L'introduction dans un système de traitement automatisé de données et le maintien dans ce système, après découverte de son caractère protégé, caractérise le délit de maintien frauduleux dans un système de traitement automatisé de données, (STAD), article 323-1 du Code pénal et un vol, article 311-1 et 311-3 du Code pénal.
L'objectif de cette intrusion est la captation des données informatiques qui composent le STAD.
Les enjeux ne sont pas neutres, impliquant la violation de données confidentielles, de secrets d'affaires ou de droit de propriété intellectuelle.
De plus en plus fréquemment, les juridictions ont à connaitre de cette infraction complexe.
La position du droit pénal évolue sur la fraude informatiques et le vol de données informatiques.
En témoigne l'arret rendu dans l'affaire "Bluetouff" par la chambre criminelle de la Cour de cassation le 20 mai 2015 (n°14.81336).
La Cour de cassation confirme la condamnation du blogueur "Bluetouff", du chef de maintien frauduleux dans un STAD... et de vol.
L'infraction de vol est-elle adaptée aux soustractions de données informatiques ? Oui, antérieurement à 2014, faute de mieux, et non aujourd'hui !
L'arret du 20 mai 2015 important, il illustre le changement de paradigme. La Cour retient que la captation de données informatiques, à l'insu de leur propriétaire et la fixation sur un support des données constitue un vol, au sens de l'article 311-1 du Code pénal, une soustraction frauduleuse du bien d'autrui.
La Cour retient que les données informatiques, par essence dématérialisées, constituent des biens susceptibles de faire l'objet d'une appropriation frauduleuse. La solution est curieuse.
La qualification de vol retenue en l'espèce est critiquable car le vol sanctionne une dépossession frauduleuse, or, en l'espèce, elle est retenue pour un téléchargement, dont le titulaire des données conserve une liberté d'utilisation.
Le principe de l'interprétation stricte de la loi pénale s'en est trouvé quelque peu atteint...
La qualification d'abus de confiance semble davantage appropriée et déjà retenue en jurisprudence, contre le salarié qui capte frauduleusement les données informatiques de son employeur (C.Cass. crim. 22 octobre 2014, n°13-82630).
Les données informatiques sont-elles devenues un bien, susceptible de soustraction frauduleuse ? NON !

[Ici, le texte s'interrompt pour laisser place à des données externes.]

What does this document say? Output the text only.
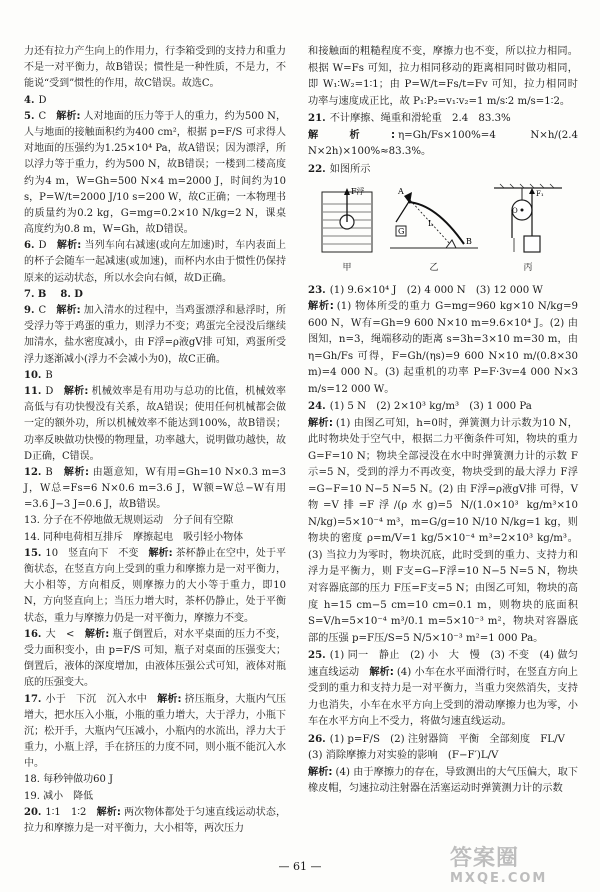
力还有拉力产生向上的作用力，行李箱受到的支持力和重力不是一对平衡力，故B错误；惯性是一种性质，不是力，不能说“受到”惯性的作用，故C错误。故选C。

4. D

5. C　 解析: 人对地面的压力等于人的重力，约为500 N，人与地面的接触面积约为400 cm²，根据 p=F/S 可求得人对地面的压强约为1.25×10⁴ Pa，故A错误；因为漂浮，所以浮力等于重力，约为500 N，故B错误；一楼到二楼高度约为4 m，W=Gh=500 N×4 m=2000 J，时间约为10 s，P=W/t=2000 J/10 s=200 W，故C正确；一本物理书的质量约为0.2 kg，G=mg=0.2×10 N/kg=2 N，课桌高度约为0.8 m，W=Gh，故D错误。

6. D　 解析: 当列车向右减速(或向左加速)时，车内表面上的杯子会随车一起减速(或加速)，而杯内水由于惯性仍保持原来的运动状态，所以水会向右倾，故D正确。

7. B　 8. D

9. C　 解析: 加入清水的过程中，当鸡蛋漂浮和悬浮时，所受浮力等于鸡蛋的重力，则浮力不变；鸡蛋完全浸没后继续加清水，盐水密度减小，由 F浮=ρ液gV排 可知，鸡蛋所受浮力逐渐减小(浮力不会减小为0)，故C正确。

10. B

11. D　 解析: 机械效率是有用功与总功的比值，机械效率高低与有功快慢没有关系，故A错误；使用任何机械都会做一定的额外功，所以机械效率不能达到100%，故B错误；功率反映做功快慢的物理量，功率越大，说明做功越快，故D正确，C错误。

12. B　 解析: 由题意知，W有用=Gh=10 N×0.3 m=3 J，W总=Fs=6 N×0.6 m=3.6 J，W额=W总−W有用=3.6 J−3 J=0.6 J，故B错误。

13. 分子在不停地做无规则运动　分子间有空隙

14. 同种电荷相互排斥　摩擦起电　吸引轻小物体

15. 10　竖直向下　不变　 解析: 茶杯静止在空中，处于平衡状态，在竖直方向上受到的重力和摩擦力是一对平衡力，大小相等，方向相反，则摩擦力的大小等于重力，即10 N，方向竖直向上；当压力增大时，茶杯仍静止，处于平衡状态，重力与摩擦力仍是一对平衡力，摩擦力不变。

16. 大　<　 解析: 瓶子倒置后，对水平桌面的压力不变，受力面积变小，由 p=F/S 可知，瓶子对桌面的压强变大；倒置后，液体的深度增加，由液体压强公式可知，液体对瓶底的压强变大。

17. 小于　下沉　沉入水中　 解析: 挤压瓶身，大瓶内气压增大，把水压入小瓶，小瓶的重力增大，大于浮力，小瓶下沉；松开手，大瓶内气压减小，小瓶内的水流出，浮力大于重力，小瓶上浮，手在挤压的力度不同，则小瓶不能沉入水中。

18. 每秒钟做功60 J

19. 减小　降低

20. 1∶1　1∶2　 解析: 两次物体都处于匀速直线运动状态，拉力和摩擦力是一对平衡力，大小相等，两次压力

和接触面的粗糙程度不变，摩擦力也不变，所以拉力相同。根据 W=Fs 可知，拉力相同移动的距离相同时做功相同，即 W₁∶W₂=1∶1；由 P=W/t=Fs/t=Fv 可知，拉力相同时功率与速度成正比，故 P₁∶P₂=v₁∶v₂=1 m/s∶2 m/s=1∶2。

21. 不计摩擦、绳重和滑轮重　2.4　83.3%
解析: η=Gh/Fs×100%=4 N×h/(2.4 N×2h)×100%≈83.3%。

22. 如图所示

F浮
甲
G
A
L
B
乙
O
F₁
丙

23. (1) 9.6×10⁴ J　(2) 4 000 N　(3) 12 000 W
解析: (1) 物体所受的重力 G=mg=960 kg×10 N/kg=9 600 N，W有=Gh=9 600 N×10 m=9.6×10⁴ J。(2) 由图知，n=3，绳端移动的距离 s=3h=3×10 m=30 m，由 η=Gh/Fs 可得，F=Gh/(ηs)=9 600 N×10 m/(0.8×30 m)=4 000 N。(3) 起重机的功率 P=F·3v=4 000 N×3 m/s=12 000 W。

24. (1) 5 N　(2) 2×10³ kg/m³　(3) 1 000 Pa
解析: (1) 由图乙可知，h=0时，弹簧测力计示数为10 N，此时物块处于空气中，根据二力平衡条件可知，物块的重力 G=F=10 N；物块全部浸没在水中时弹簧测力计的示数 F示=5 N，受到的浮力不再改变，物块受到的最大浮力 F浮=G−F=10 N−5 N=5 N。(2) 由 F浮=ρ液gV排 可得，V物=V排=F浮/(ρ水g)=5 N/(1.0×10³ kg/m³×10 N/kg)=5×10⁻⁴ m³，m=G/g=10 N/10 N/kg=1 kg，则物块的密度 ρ=m/V=1 kg/5×10⁻⁴ m³=2×10³ kg/m³。(3) 当拉力为零时，物块沉底，此时受到的重力、支持力和浮力是平衡力，则 F支=G−F浮=10 N−5 N=5 N，物块对容器底部的压力 F压=F支=5 N；由图乙可知，物块的高度 h=15 cm−5 cm=10 cm=0.1 m，则物块的底面积 S=V/h=5×10⁻⁴ m³/0.1 m=5×10⁻³ m²，物块对容器底部的压强 p=F压/S=5 N/5×10⁻³ m²=1 000 Pa。

25. (1) 同一　静止　(2) 小　大　慢　(3) 不变　(4) 做匀速直线运动　 解析: (4) 小车在水平面滑行时，在竖直方向上受到的重力和支持力是一对平衡力，当重力突然消失，支持力也消失，小车在水平方向上受到的滑动摩擦力也为零，小车在水平方向上不受力，将做匀速直线运动。

26. (1) p=F/S　(2) 注射器筒　平衡　全部刻度　FL/V
(3) 消除摩擦力对实验的影响　(F−F′)L/V
解析: (4) 由于摩擦力的存在，导致测出的大气压偏大，取下橡皮帽，匀速拉动注射器在活塞运动时弹簧测力计的示数

— 61 —	答案圈
MXQE.COM
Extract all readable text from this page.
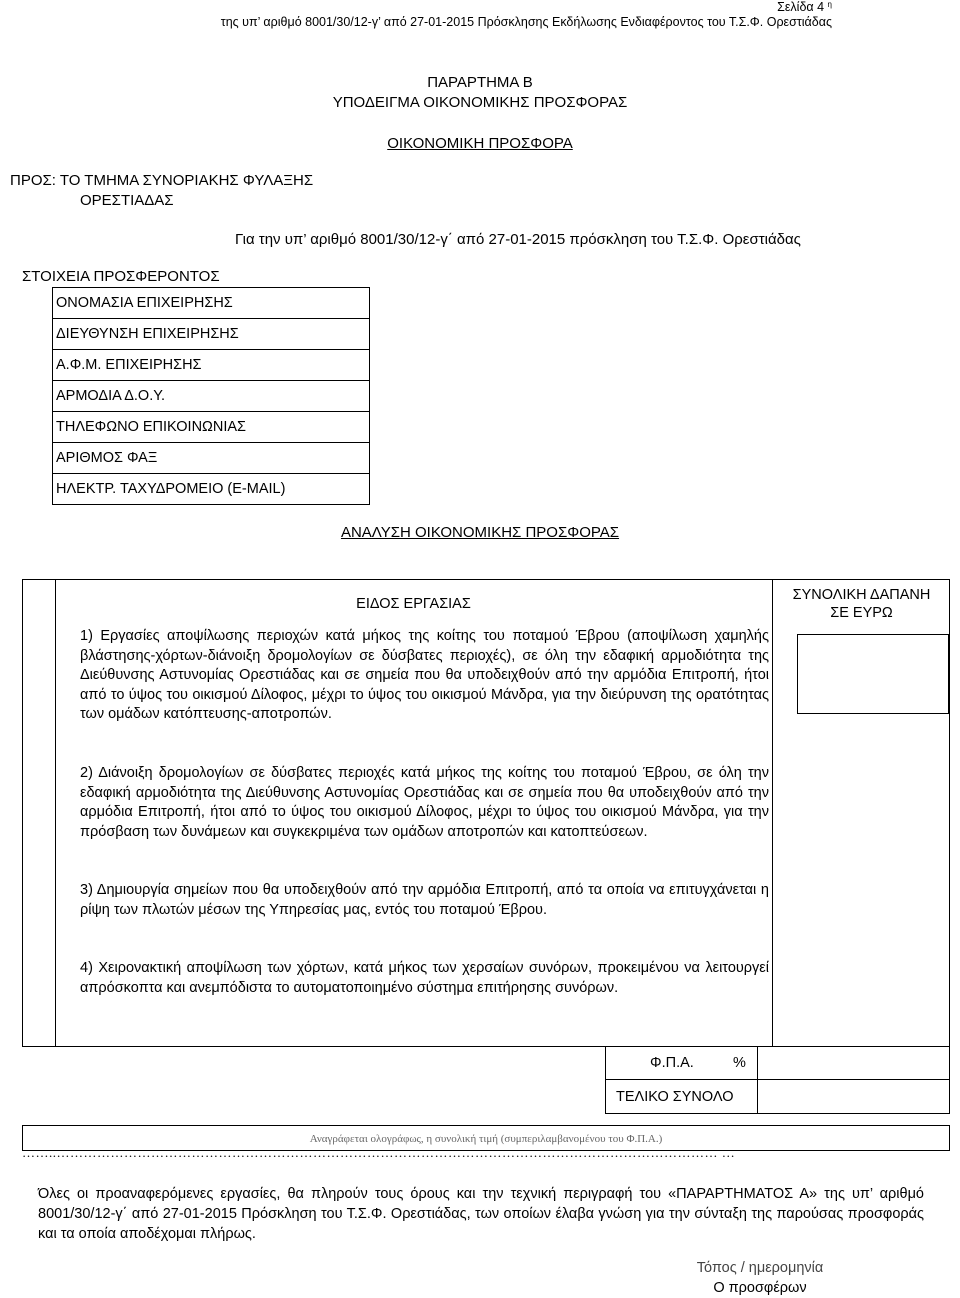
Σελίδα 4 $^\eta$
της υπ’ αριθμό 8001/30/12-γ’ από 27-01-2015 Πρόσκλησης Εκδήλωσης Ενδιαφέροντος του Τ.Σ.Φ. Ορεστιάδας
ΠΑΡΑΡΤΗΜΑ Β
ΥΠΟΔΕΙΓΜΑ ΟΙΚΟΝΟΜΙΚΗΣ ΠΡΟΣΦΟΡΑΣ
ΟΙΚΟΝΟΜΙΚΗ ΠΡΟΣΦΟΡΑ
ΠΡΟΣ: ΤΟ ΤΜΗΜΑ ΣΥΝΟΡΙΑΚΗΣ ΦΥΛΑΞΗΣ
ΟΡΕΣΤΙΑΔΑΣ
Για την υπ’ αριθμό 8001/30/12-γ΄ από 27-01-2015 πρόσκληση του Τ.Σ.Φ. Ορεστιάδας
ΣΤΟΙΧΕΙΑ ΠΡΟΣΦΕΡΟΝΤΟΣ
ΟΝΟΜΑΣΙΑ ΕΠΙΧΕΙΡΗΣΗΣ
ΔΙΕΥΘΥΝΣΗ ΕΠΙΧΕΙΡΗΣΗΣ
Α.Φ.Μ. ΕΠΙΧΕΙΡΗΣΗΣ
ΑΡΜΟΔΙΑ Δ.Ο.Υ.
ΤΗΛΕΦΩΝΟ ΕΠΙΚΟΙΝΩΝΙΑΣ
ΑΡΙΘΜΟΣ ΦΑΞ
ΗΛΕΚΤΡ. ΤΑΧΥΔΡΟΜΕΙΟ (E-MAIL)
ΑΝΑΛΥΣΗ ΟΙΚΟΝΟΜΙΚΗΣ ΠΡΟΣΦΟΡΑΣ
ΕΙΔΟΣ ΕΡΓΑΣΙΑΣ
ΣΥΝΟΛΙΚΗ ΔΑΠΑΝΗ
ΣΕ ΕΥΡΩ
1) Εργασίες αποψίλωσης περιοχών κατά μήκος της κοίτης του ποταμού Έβρου (αποψίλωση χαμηλής βλάστησης-χόρτων-διάνοιξη δρομολογίων σε δύσβατες περιοχές), σε όλη την εδαφική αρμοδιότητα της Διεύθυνσης Αστυνομίας Ορεστιάδας και σε σημεία που θα υποδειχθούν από την αρμόδια Επιτροπή, ήτοι από το ύψος του οικισμού Δίλοφος, μέχρι το ύψος του οικισμού Μάνδρα, για την διεύρυνση της ορατότητας των ομάδων κατόπτευσης-αποτροπών.
2) Διάνοιξη δρομολογίων σε δύσβατες περιοχές κατά μήκος της κοίτης του ποταμού Έβρου, σε όλη την εδαφική αρμοδιότητα της Διεύθυνσης Αστυνομίας Ορεστιάδας και σε σημεία που θα υποδειχθούν από την αρμόδια Επιτροπή, ήτοι από το ύψος του οικισμού Δίλοφος, μέχρι το ύψος του οικισμού Μάνδρα, για την πρόσβαση των δυνάμεων και συγκεκριμένα των ομάδων αποτροπών και κατοπτεύσεων.
3) Δημιουργία σημείων που θα υποδειχθούν από την αρμόδια Επιτροπή, από τα οποία να επιτυγχάνεται η ρίψη των πλωτών μέσων της Υπηρεσίας μας, εντός του ποταμού Έβρου.
4) Χειρονακτική αποψίλωση των χόρτων, κατά μήκος των χερσαίων συνόρων, προκειμένου να λειτουργεί απρόσκοπτα και ανεμπόδιστα το αυτοματοποιημένο σύστημα επιτήρησης συνόρων.
Φ.Π.Α.	%
ΤΕΛΙΚΟ ΣΥΝΟΛΟ
Αναγράφεται ολογράφως, η συνολική τιμή (συμπεριλαμβανομένου του Φ.Π.Α.)
……..………………………………………………………………………………………………………………………………… …
Όλες οι προαναφερόμενες εργασίες, θα πληρούν τους όρους και την τεχνική περιγραφή του «ΠΑΡΑΡΤΗΜΑΤΟΣ Α» της υπ’ αριθμό 8001/30/12-γ΄ από 27-01-2015 Πρόσκληση του Τ.Σ.Φ. Ορεστιάδας, των οποίων έλαβα γνώση για την σύνταξη της παρούσας προσφοράς και τα οποία αποδέχομαι πλήρως.
Τόπος / ημερομηνία
Ο προσφέρων
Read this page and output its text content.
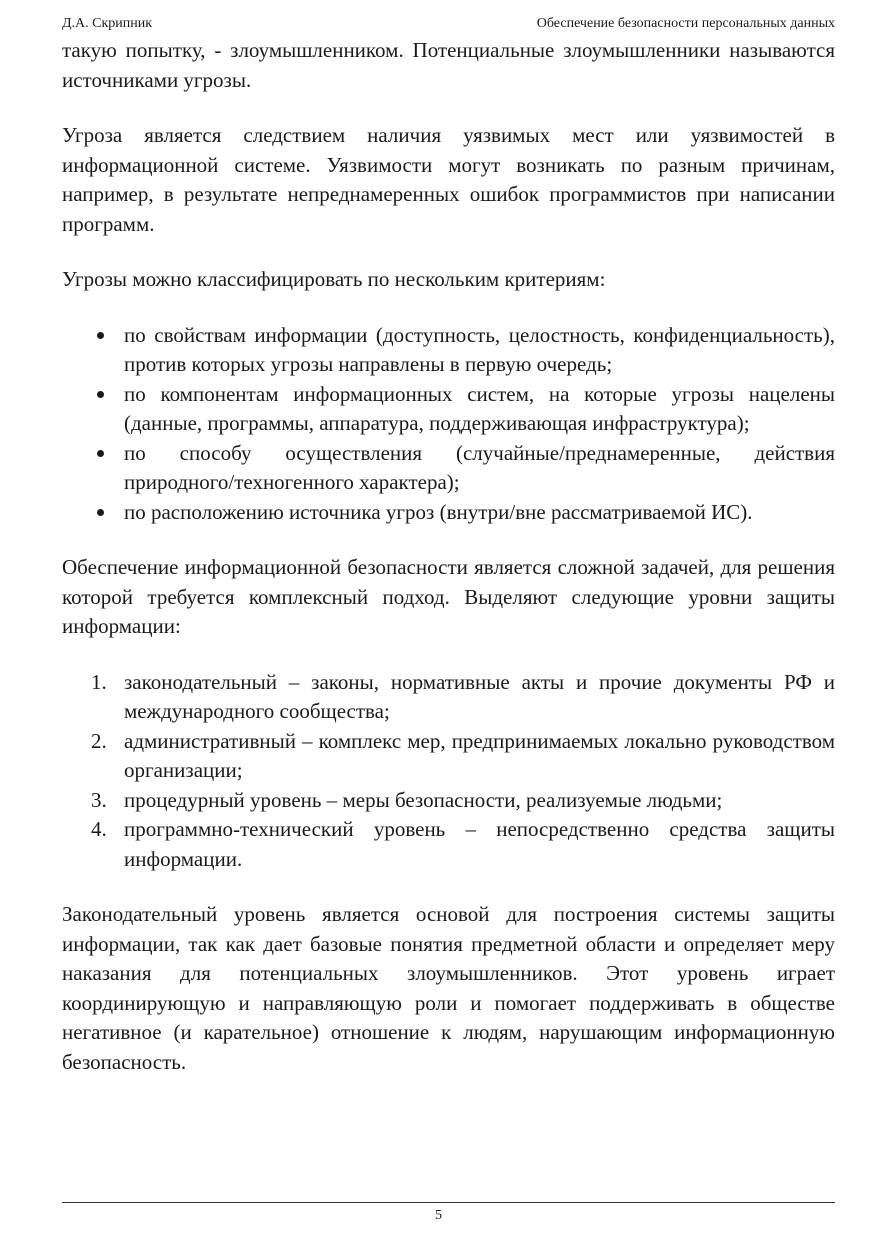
Д.А. Скрипник	Обеспечение безопасности персональных данных

такую попытку, - злоумышленником. Потенциальные злоумышленники называются источниками угрозы.

Угроза является следствием наличия уязвимых мест или уязвимостей в информационной системе. Уязвимости могут возникать по разным причинам, например, в результате непреднамеренных ошибок программистов при написании программ.

Угрозы можно классифицировать по нескольким критериям:

по свойствам информации (доступность, целостность, конфиденциальность), против которых угрозы направлены в первую очередь;
по компонентам информационных систем, на которые угрозы нацелены (данные, программы, аппаратура, поддерживающая инфраструктура);
по способу осуществления (случайные/преднамеренные, действия природного/техногенного характера);
по расположению источника угроз (внутри/вне рассматриваемой ИС).

Обеспечение информационной безопасности является сложной задачей, для решения которой требуется комплексный подход. Выделяют следующие уровни защиты информации:

1. законодательный – законы, нормативные акты и прочие документы РФ и международного сообщества;
2. административный – комплекс мер, предпринимаемых локально руководством организации;
3. процедурный уровень – меры безопасности, реализуемые людьми;
4. программно-технический уровень – непосредственно средства защиты информации.

Законодательный уровень является основой для построения системы защиты информации, так как дает базовые понятия предметной области и определяет меру наказания для потенциальных злоумышленников. Этот уровень играет координирующую и направляющую роли и помогает поддерживать в обществе негативное (и карательное) отношение к людям, нарушающим информационную безопасность.

5
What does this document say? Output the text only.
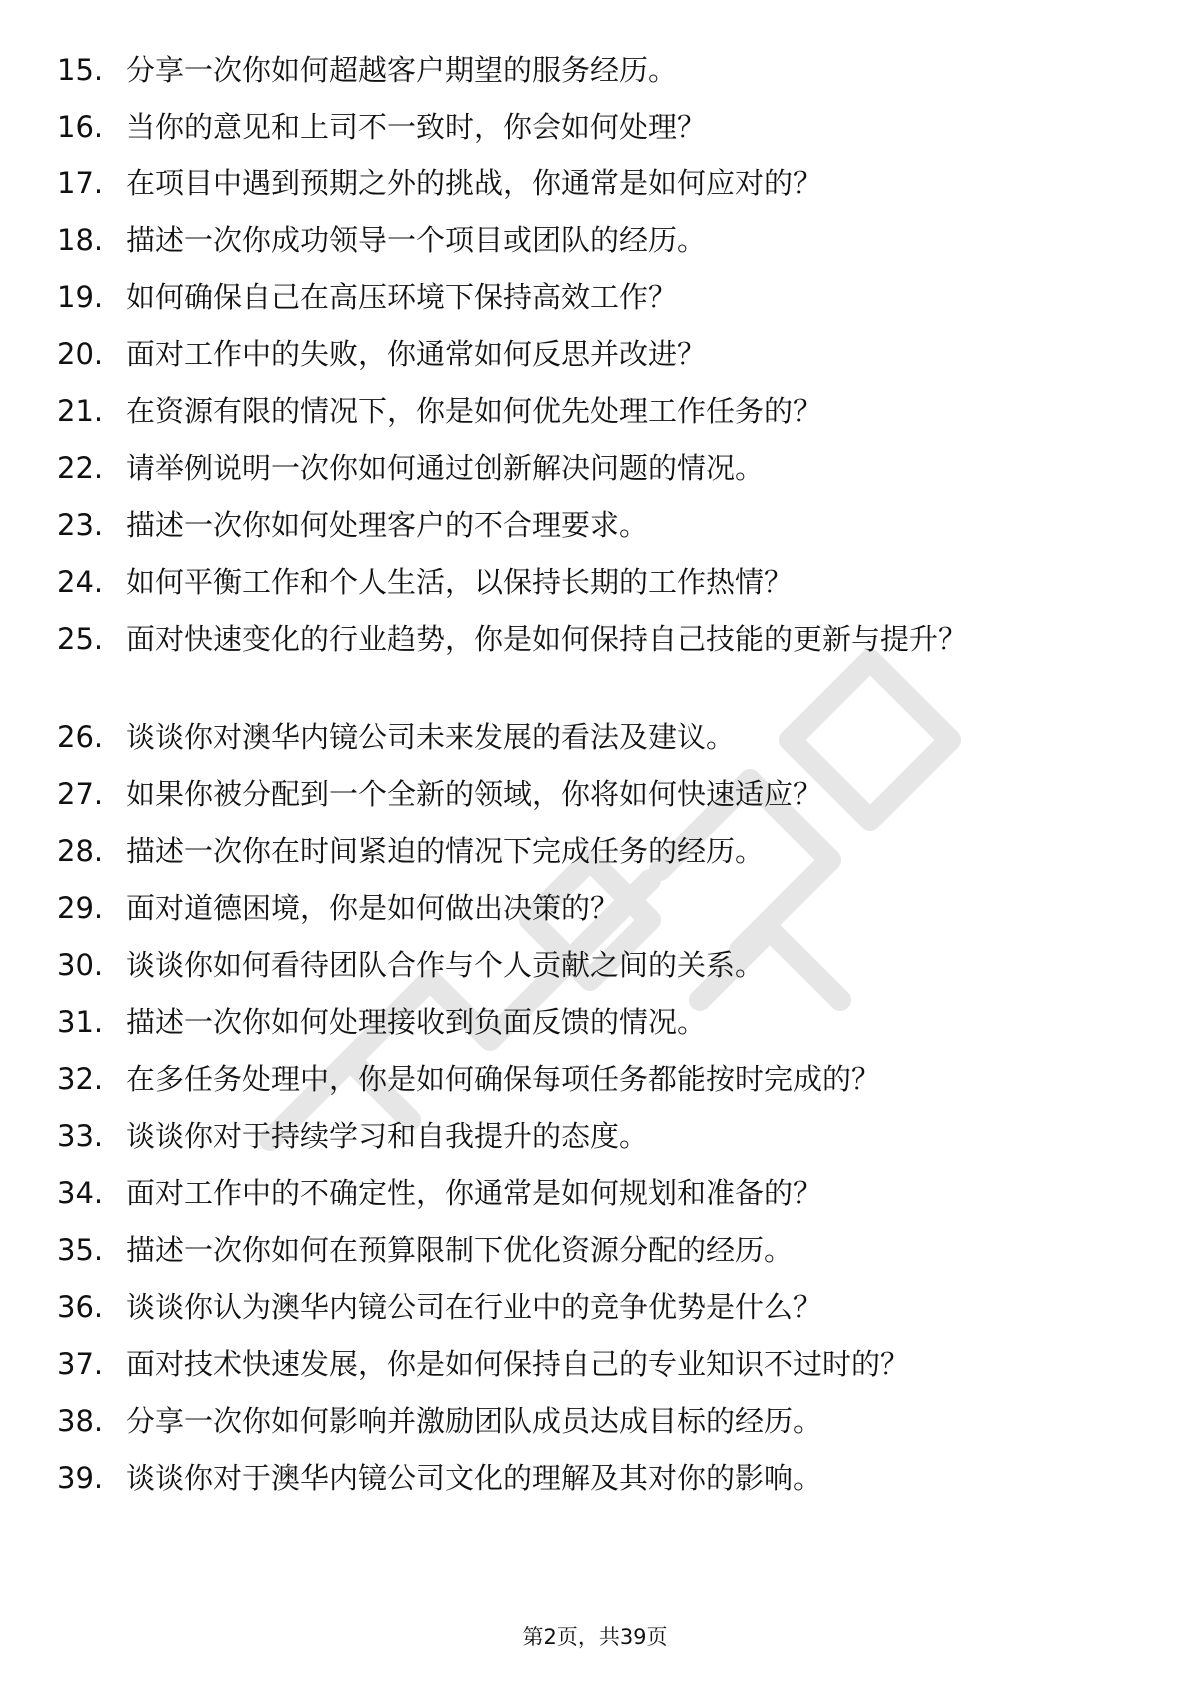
15. 分享一次你如何超越客户期望的服务经历。
16. 当你的意见和上司不一致时，你会如何处理？
17. 在项目中遇到预期之外的挑战，你通常是如何应对的？
18. 描述一次你成功领导一个项目或团队的经历。
19. 如何确保自己在高压环境下保持高效工作？
20. 面对工作中的失败，你通常如何反思并改进？
21. 在资源有限的情况下，你是如何优先处理工作任务的？
22. 请举例说明一次你如何通过创新解决问题的情况。
23. 描述一次你如何处理客户的不合理要求。
24. 如何平衡工作和个人生活，以保持长期的工作热情？
25. 面对快速变化的行业趋势，你是如何保持自己技能的更新与提升？
26. 谈谈你对澳华内镜公司未来发展的看法及建议。
27. 如果你被分配到一个全新的领域，你将如何快速适应？
28. 描述一次你在时间紧迫的情况下完成任务的经历。
29. 面对道德困境，你是如何做出决策的？
30. 谈谈你如何看待团队合作与个人贡献之间的关系。
31. 描述一次你如何处理接收到负面反馈的情况。
32. 在多任务处理中，你是如何确保每项任务都能按时完成的？
33. 谈谈你对于持续学习和自我提升的态度。
34. 面对工作中的不确定性，你通常是如何规划和准备的？
35. 描述一次你如何在预算限制下优化资源分配的经历。
36. 谈谈你认为澳华内镜公司在行业中的竞争优势是什么？
37. 面对技术快速发展，你是如何保持自己的专业知识不过时的？
38. 分享一次你如何影响并激励团队成员达成目标的经历。
39. 谈谈你对于澳华内镜公司文化的理解及其对你的影响。
第2页，共39页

Le débat semble cloturer avec la récente modification de l'article 323-3 du Code pénal, par la loi n°2014-1353 du 13 novembre 2014, qui étend le champ d'application de l'introduction dans un STAD aux actes, notamment, d'extraction frauduleuse de données.
La répression est plus sévère que le vol, cinq ans d'emprisonnement et 150.000 Euros d'amende, contre trois ans et 45.000 Euros d'amende encourus pour le vol.
La qualification de vol fait office d'infraction-relais pour les faits commis antérieurement à l'entrée en vigueur de la loi du 13 novembre 2014, plus sévère car créeant un nouvel interdit pénal (l'extraction), la répression encourue étant aussi plus sévère que le vol.
La loi nouvelle étant plus sévère, sur l'incrimination... comme sur la peine, point de rétroactivité !
La loi n°2015-912 du 24 juillet 2015 a aggravé la peine d'amende encourue de l'article 323-3 du Code pénal, passant de 75.000 Euros à 150.000 Euros.
C'est pourquoi le fondement du vol a été employé dans l'affaire "Bluetouff", meme s'il est discutable.
Il est à noter que le fondement du vol n'a pas été employé dans le cadre d'une affaire examinée par le Tribunal correctionnel d'Annecy, dont le jugement a été rendu le 04 décembre 2015.
En l'espèce, une inspectrice du travail et un salarié d'une entreprise était poursuivis pour l'introduction dans un STAD d'une entreprise, et l'extraction de données de l'entreprise, informations concernant des licenciements à venir, publiées dans la presse.
Le vol n'a pas été retenu pour cette extraction, seule une condamnation pour l'accès et le maintien dans un STAD a été prononcée, démontrant ainsi, l'inadaptation de la loi pénale qui existait jusqu'à la loi du 13 novembre 2014, permettant de réprimer l'extraction de données informatiques.
Désormais, c'est le texte spécialisé de l'article 323-3 du Code pénal qu'il convient d'appliquer à la soustraction de données informatiques, conformément à l'adage specialia generalibus derogant.